Eran Kahana is a cybersecurity, intellectual property lawyer at the law firm of Maslon LLP in Minneapolis and a Fellow at Stanford Law School. He counsels clients on a wide variety of matters related to cybersecurity, technology law, trademarks, patents, copyright and serves in a variety of cybersecurity thought leadership roles.
Eran explains in his interview on Masters of Disaster that no single law prescribes what a reasonable data security and privacy program should be that addresses all the challenges of IoT. Rather, building such a program requires both a thorough understanding and holistic view of a multitude laws, regulations, and standards that speak to the collection, storage, processing and security of personally identifiable data. This program can be built using a hybrid law/regulations/standards approach, but only with a thorough understanding of the nuances between the laws/regulations/standards.

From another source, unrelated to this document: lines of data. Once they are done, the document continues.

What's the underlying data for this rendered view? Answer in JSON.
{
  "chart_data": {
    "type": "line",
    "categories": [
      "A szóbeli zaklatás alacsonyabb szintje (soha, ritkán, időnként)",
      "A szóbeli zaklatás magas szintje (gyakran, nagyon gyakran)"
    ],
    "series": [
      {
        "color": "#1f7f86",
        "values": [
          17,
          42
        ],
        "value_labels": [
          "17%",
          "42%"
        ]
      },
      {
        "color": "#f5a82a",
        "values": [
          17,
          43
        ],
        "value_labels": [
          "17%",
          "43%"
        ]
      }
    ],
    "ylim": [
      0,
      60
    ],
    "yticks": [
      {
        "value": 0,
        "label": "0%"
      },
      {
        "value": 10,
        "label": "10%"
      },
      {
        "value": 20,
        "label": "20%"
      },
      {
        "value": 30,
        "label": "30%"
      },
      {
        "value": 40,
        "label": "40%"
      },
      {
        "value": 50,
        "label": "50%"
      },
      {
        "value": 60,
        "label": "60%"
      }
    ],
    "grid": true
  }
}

In addition to his work at Maslon and with Stanford Law School, Eran works closely with the FBI, DOJ, Secret Service and colleagues from the private and academic sectors to promote and sustain cybersecurity best practices. He also serves as a director on the Executive Board of Directors and as general counsel of InfraGard (MN Chapter). At Stanford, Eran writes and lectures on the intersect between law and artificial intelligence. He has been interviewed on cybersecurity, privacy and technology law at Bloomberg Law, BBC, KABC Radio, Minnesota Public Radio, TheStreet.com and Stanford University Radio, KZSU FM.